E non può essere un caso se uno dei luoghi comuni della narrazione al cinema — la pioggia che batte fuori dalle finestre
— accompagni i ricordi di Marta e di Giorgio sulla vita in famiglia, da adolescenti, quando le cose sembravano ancora
avere un senso. Retorico forse (come puntualizza Marta), ma certamente sincero. E significativo di una mutazione che ha
trasformato un passato appena un po' remoto in qualche cosa di antiquato e fin troppo romantico.
Virzì quella sincerità sa trovarla invece lontano da ogni retorica, con la capacità dell'osservatore partecipe ma non
partigiano, interessato più a cercare il senso sfuggente della realtà che non a farcene sapere la sua spiegazione.

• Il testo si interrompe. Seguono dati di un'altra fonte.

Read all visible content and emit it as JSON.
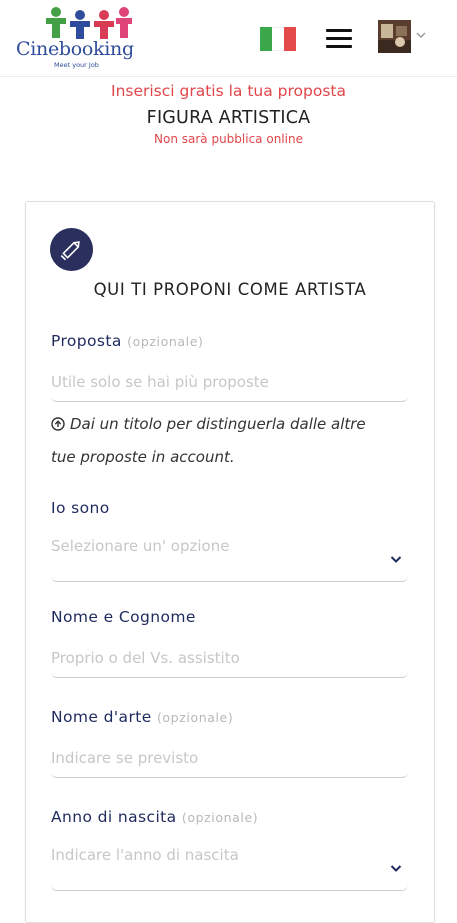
{
  "header": {
    "logo": {
      "brand": "Cinebooking",
      "tagline": "Meet your Job"
    },
    "language_flag": "italian-flag-icon",
    "menu_icon": "hamburger-menu-icon",
    "account_icon": "user-avatar"
  },
  "intro": {
    "line1": "Inserisci gratis la tua proposta",
    "line2": "FIGURA ARTISTICA",
    "line3": "Non sarà pubblica online"
  },
  "form": {
    "icon": "pencil-icon",
    "title": "QUI TI PROPONI COME ARTISTA",
    "proposta": {
      "label": "Proposta",
      "optional": "(opzionale)",
      "placeholder": "Utile solo se hai più proposte"
    },
    "hint": {
      "line1": "Dai un titolo per distinguerla dalle altre",
      "line2": "tue proposte in account."
    },
    "io_sono": {
      "label": "Io sono",
      "placeholder": "Selezionare un' opzione"
    },
    "nome_cognome": {
      "label": "Nome e Cognome",
      "placeholder": "Proprio o del Vs. assistito"
    },
    "nome_arte": {
      "label": "Nome d'arte",
      "optional": "(opzionale)",
      "placeholder": "Indicare se previsto"
    },
    "anno_nascita": {
      "label": "Anno di nascita",
      "optional": "(opzionale)",
      "placeholder": "Indicare l'anno di nascita"
    }
  },
  "colors": {
    "brand_blue": "#2f4d9c",
    "accent_red": "#e0464a",
    "label_navy": "#1f2a5e",
    "flag_green": "#3aa84a",
    "flag_white": "#ffffff",
    "flag_red": "#e34a4a"
  }
}
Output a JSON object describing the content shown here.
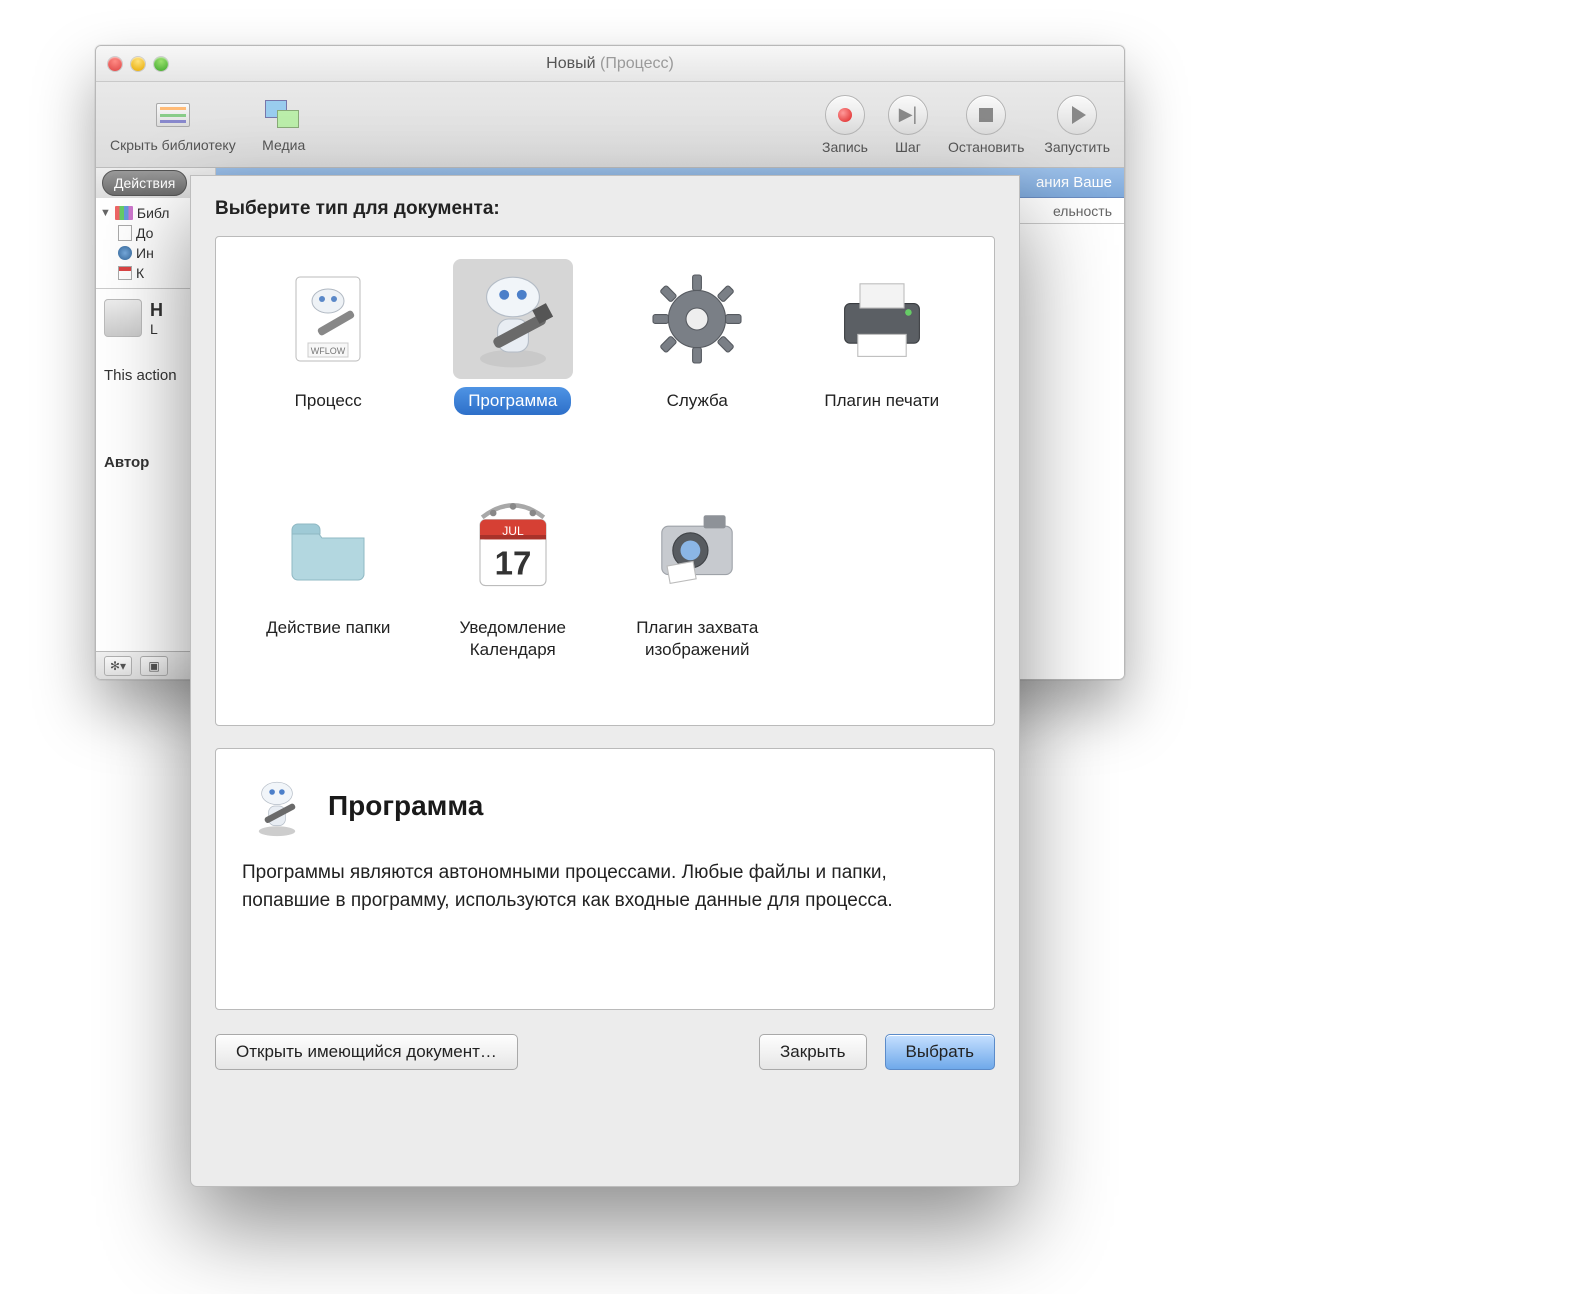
{
  "window": {
    "title_main": "Новый",
    "title_sub": "(Процесс)"
  },
  "toolbar": {
    "hide_library": "Скрыть библиотеку",
    "media": "Медиа",
    "record": "Запись",
    "step": "Шаг",
    "stop": "Остановить",
    "play": "Запустить"
  },
  "sidebar": {
    "tab_actions": "Действия",
    "library": "Библ",
    "rows": [
      {
        "label": "До"
      },
      {
        "label": "Ин"
      },
      {
        "label": "К"
      }
    ],
    "info_h": "Н",
    "info_l": "L",
    "action_text": "This action",
    "author_label": "Автор"
  },
  "right_pane": {
    "header_suffix": "ания Ваше",
    "sub_suffix": "ельность"
  },
  "sheet": {
    "prompt": "Выберите тип для документа:",
    "options": [
      {
        "id": "workflow",
        "label": "Процесс",
        "badge": "WFLOW"
      },
      {
        "id": "application",
        "label": "Программа",
        "selected": true
      },
      {
        "id": "service",
        "label": "Служба"
      },
      {
        "id": "print_plugin",
        "label": "Плагин печати"
      },
      {
        "id": "folder_action",
        "label": "Действие папки"
      },
      {
        "id": "calendar_alarm",
        "label": "Уведомление Календаря",
        "day": "17",
        "month": "JUL"
      },
      {
        "id": "image_capture",
        "label": "Плагин захвата изображений"
      }
    ],
    "description": {
      "title": "Программа",
      "text": "Программы являются автономными процессами. Любые файлы и папки, попавшие в программу, используются как входные данные для процесса."
    },
    "buttons": {
      "open_existing": "Открыть имеющийся документ…",
      "close": "Закрыть",
      "choose": "Выбрать"
    }
  }
}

Il corriere della sera, Paolo Mereghetti
Marta ha tutta la vita davanti: è una brillante neolaureata in filosofia, in cerca di prima occupazione. La
ricerca si dimostra ben presto più difficile del previsto: le porte del ‘mondo del lavoro’, nell’Italia di oggi,
non si aprono per lei come non si aprono per nessuno se non dietro una robusta ‘spintarella’. Marta finisce
così per ritagliarsi il suo primo ruolo in un microcosmo che lei stessa paragona ad un reality, in mezzo a
persone senza le sue capacità o senza la sua onestà. Attorno a lei nessuno sembra avere tutta la vita davanti:
non l’ha Claudio, il capo dell’azienda, né Daniela, la direttrice delle telefoniste, né le sue colleghe del call center, che al di
fuori di quel mondo si sentono perdute. L’unica speranza ha il nome di Lara, la
figlia di Sonia, collega e coinquilina di Marta. Ma il mondo degli altri è privo di
prospettive e di speranza. In questo modo non si può parlare di Marta come di una
persona normale circondata da alieni, ma si deve oltrepassare la barricata e
considerarla un alieno in un mondo che senza di lei sembra muoversi per inerzia
ma con coesione interna.
Virzì sceglie una protagonista apparentemente perfetta, ma non riesce a renderla
migliore degli altri personaggi: ha indubbiamente capacità, ma sceglie di
compatire gli altri invece di relazionarsi, di comunicare con loro; la sua partecipazione emotiva non è che un punto di
vista su chi vive la sua stessa realtà senza avere gli strumenti per cambiarla.
Le capacità di Marta si rivelano utili anche in un lavoro come quello al call center; se la sua coinquilina vende il suo corpo
nel momento in cui perde l’unico scoglio al quale era riuscita ad aggrapparsi, Marta si palleggia quel poco che ha: vende
la filosofia al call center, diventando velocemente la miglior piazzista del gruppo, per poi invertire rotta e vendere il call
center alla filosofia, trovando finalmente uno spunto degno di una pubblicazione.
E’ uno sguardo nero, nerissimo, quello sulla situazione attuale; tuttavia, i toni da commedia e certe situazioni lasciano
pensare che l’analisi della realtà del precariato sia un po’ troppo superficiale, e la conclusione maschera appena il
messaggio che, involontariamente, dà il film: lo sfruttamento va bene per chi non ha le capacità di ambire a qualcosa di
meglio. Sono in cento attorno a Marta: per novantanove di loro sembra che la situazione che vivono sia il massimo
traguardo raggiungibile, quindi il bene supremo. Solo Marta ha ancora tutta la vita davanti.